Les enfants deviennent tout d’abord pleurnicheurs, exigeants, et s’accrochent aux personnes avec lesquelles ils arrivent à établir un contact. Si l’environnement ne les soutient pas suffisamment, ils s’enfoncent dans la dépression. Leur développement s’arrête, ils deviennent tristes, et refusent le contact avec les autres personnes. Après cette phase, les enfants arrêtent de pleurer. Leur visage prend un aspect figé, les enfants deviennent léthargiques et leur développement prend un retard grave.
La situation est quelque peu différente chez l’adolescent. Celui-ci est moins dépendant de ses parents et est à une autre étape de son développement psychique.

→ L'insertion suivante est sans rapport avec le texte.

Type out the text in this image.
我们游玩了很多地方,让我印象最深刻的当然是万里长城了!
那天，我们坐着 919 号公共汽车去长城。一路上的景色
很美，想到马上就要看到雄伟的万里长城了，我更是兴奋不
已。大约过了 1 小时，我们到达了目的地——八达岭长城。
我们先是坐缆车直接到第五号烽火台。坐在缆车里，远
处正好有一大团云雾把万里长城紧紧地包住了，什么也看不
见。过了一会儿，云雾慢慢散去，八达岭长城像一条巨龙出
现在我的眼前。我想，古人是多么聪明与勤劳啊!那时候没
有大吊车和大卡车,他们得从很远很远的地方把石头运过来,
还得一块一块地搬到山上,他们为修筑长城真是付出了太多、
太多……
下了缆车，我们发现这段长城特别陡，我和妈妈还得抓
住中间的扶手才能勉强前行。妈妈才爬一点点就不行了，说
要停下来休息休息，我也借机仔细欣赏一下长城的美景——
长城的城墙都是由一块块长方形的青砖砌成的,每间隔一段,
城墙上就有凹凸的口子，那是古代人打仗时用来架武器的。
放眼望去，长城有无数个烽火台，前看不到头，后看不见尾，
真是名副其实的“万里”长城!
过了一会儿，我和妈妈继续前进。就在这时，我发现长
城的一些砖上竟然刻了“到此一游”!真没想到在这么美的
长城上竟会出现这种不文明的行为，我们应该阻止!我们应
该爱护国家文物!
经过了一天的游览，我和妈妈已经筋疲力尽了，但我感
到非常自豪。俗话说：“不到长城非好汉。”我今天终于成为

Le deuil d’un parent provoque chez lui une crise dans les identifications. L’adolescent perd une image sur laquelle il s’appuyait pour construire son identité et donner sens à son monde. Le travail de dé-idéalisation des parents, si important pendant l’adolescence, est rendu compliqué. L’adolescent peut avoir tendance à installer le parent décédé à l’intérieur de lui même comme une figure idéale indépassable. De manière paradoxale, la mort du parent le conduit également a abandonner en catastrophe l’image d’un parent tout puissant, capable de protéger de tout, et de venir à bout de toutes les difficultés. Enfin, la mort du parent peut être interprétée au travers du prisme oedipien. L’adolescent interprète la mort du parent comme une punition de ses voeux agressifs inconscients. Les comics traitent de la question du deuil chez l’enfant. Les super pouvoirs sont des images des modifications psychologiques que les enfants endeuillés doivent subir ou des fantasmes qui sont associés à cette situation. En d’autres termes, le masque du super héros est le masque du deuil
La crise d’identification qui suit la perte d’un parent est traduite par la perte du visage de tous les super héros et leur adoption d’une identité secrète. Ce que le super-héros masque, c’est d’abord le terrible visage de l’endeuillé. C’est ce que le Docteur Strange suggère à Batman lorsqu’il le rencontre à Crime Alley «Qu’est ce que cela fait d’être sur les lieux où le sang de tes parents a été répandu ? Est-ce que tu te sens triste ? Ou ce costume tenue t’aide à masquer tes sentiments A cacher ton vrai self ?» (Le secret de Bruce Wayne, Batman, The animated serie»
Les pouvoirs extraordinaires des super héros signent l’identification à l’objet d’amour perdu. Les parents sont en effet pour leurs enfants des êtres doués de super-pouvoirs. Par leur taille, ils sont des géants immenses. Ils peuvent soulever des objets d’un poids insensé, se déplacer à une vitesse extraordinaire, contrôler des objets puissants, et, parfois, l’enfant a même l’impression qu’ils devinent leurs pensées. Selon le mécanisme du deuil, les super-héros se sont identifiés à ces puissants personnages. Leurs super-pouvoir sont donc les pouvoirs qu’ils attribuaient à leurs parents.
Le désir des super-héros de sauver tout le monde est une réponse de l’enfant à la culpabilité de n’avoir pas pu sauver ses parents, de l’avoir endommagé, puis finalement détruit par ses pensées agressives. En d’autres termes, en mettant le monde à la place des parents, les super-héros soulagent leur sentiment de culpabilité. Ils le soulagent même doublement, d’abord en sauvant et en réparant le monde. Ensuite, en mettant sans cesse leur vie en danger, ils se mettent également en situation d’être puni pour avoir souhaité puis survécu à la mort de leurs parents. (La mise en danger est également une répétition du sentiment d’insécurité éprouvé lors de perte du parent)
L’histoire de Batman est ici exemplaire. La scène inaugurale de la création du personnage le laisse entre ses deux parents morts avec «le sentiment insensé d’avoir été épargné». Pourquoi ce sentiment de culpabilité ? Pourquoi ce sentiment d’avoir été épargné ? Une partie de la réponse est dans la clinique du traumatisme. Une autre rejoint le fonctionnement banal des enfants et des adolescents.